Small-scale tobacco farmers in eastern Kentucky who are looking for alternatives due to changes in the tobacco market are discovering that a relatively easy, often profitable transition lies in sweet potatoes.

With relatively low input and capital costs and a short learning curve, they are able to earn gross returns of up to $7,000 per acre, mostly through local sales.

“Sweet potatoes are a pretty good alternative, at least for our growers, because a lot of the equipment they used for tobacco can be used for sweet potatoes, particularly the transplanters.

“So they don’t have to buy a lot of new equipment,” says University of Kentucky Extension Vegetable Specialist Tim Coolong. “Economically, it’s been very good for them.”

Coolong received a 2009 SARE grant to research and demonstrate sweet potato growing on several farms and has helped about 15 farmers — most, but not all former tobacco producers — grow the highly nutritious vegetable.

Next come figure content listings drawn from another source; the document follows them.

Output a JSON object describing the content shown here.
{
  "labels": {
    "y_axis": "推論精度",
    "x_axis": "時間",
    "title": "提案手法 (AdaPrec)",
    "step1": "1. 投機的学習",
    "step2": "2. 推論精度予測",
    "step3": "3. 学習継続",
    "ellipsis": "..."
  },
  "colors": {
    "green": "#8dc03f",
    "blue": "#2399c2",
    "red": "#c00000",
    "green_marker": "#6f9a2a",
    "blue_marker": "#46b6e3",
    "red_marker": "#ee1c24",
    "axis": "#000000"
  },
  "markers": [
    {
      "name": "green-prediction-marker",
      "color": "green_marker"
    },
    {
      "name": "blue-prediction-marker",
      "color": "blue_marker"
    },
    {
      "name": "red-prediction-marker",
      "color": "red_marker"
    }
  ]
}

Meanwhile, in Mississippi — the country’s third largest producer of sweet potatoes — SARE-funded research helps the state’s growers adopt sustainable practices and cash in on organic sales by showing them how they can better manage their soil with cover crops and conservation tillage.

Only one grower in Mississippi currently produces organic sweet potatoes, yet organic can fetch a premium at fresh markets and through sales to processors, particularly for baby food, says Mississippi State University researcher Ramon Arancibia.

“Companies like Gerber don’t want pesticides, or even a lot of fertilizers.”